3. Correction of water and electrolyte imbalances: Unconscious children may experience varying degrees of water and electrolyte imbalances due to vomiting or insufficient intake. These should be corrected as needed, especially for cerebral hyponatremia, where rehydration should primarily use hypotonic solutions.

(6) Treatment of Sequelae

1. For epilepsy: Administer antiepileptic drugs such as phenobarbital, diazepam, phenytoin sodium, or carbamazepine.
2. For limb paralysis: Use acupuncture, physical therapy, and tuina to aid recovery.

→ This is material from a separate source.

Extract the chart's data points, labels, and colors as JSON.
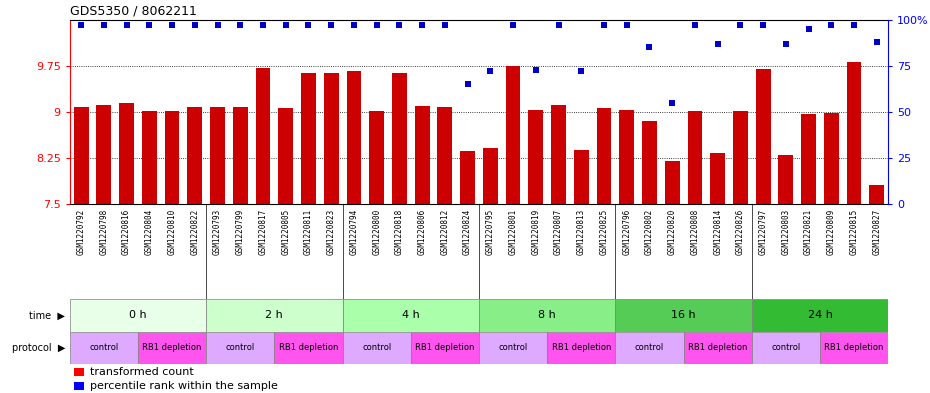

bubble_chart Differentiation

1. Purulent meningitis: The key distinguishing feature is the cerebrospinal fluid (CSF) examination results, particularly the identification of purulent pathogens through smear or culture.
2. Viral encephalitis: The onset is relatively acute, with colorless and transparent CSF, normal chloride and sugar levels, and no membrane formation upon standing. It typically resolves spontaneously within 2–3 weeks. CSF immunoglobulin measurement and virus isolation aid in diagnosis.
3. Cryptococcal meningitis: It has a slower onset compared to tuberculous meningitis, with severe headache and disproportionately elevated intracranial pressure relative to other symptoms. Symptoms may occasionally resolve spontaneously. Multiple CSF smear examinations should be performed, and the diagnosis is confirmed by identifying thick-capsule round, shiny fungal bodies with India ink staining or by culturing Cryptococcus on Sabouraud's medium.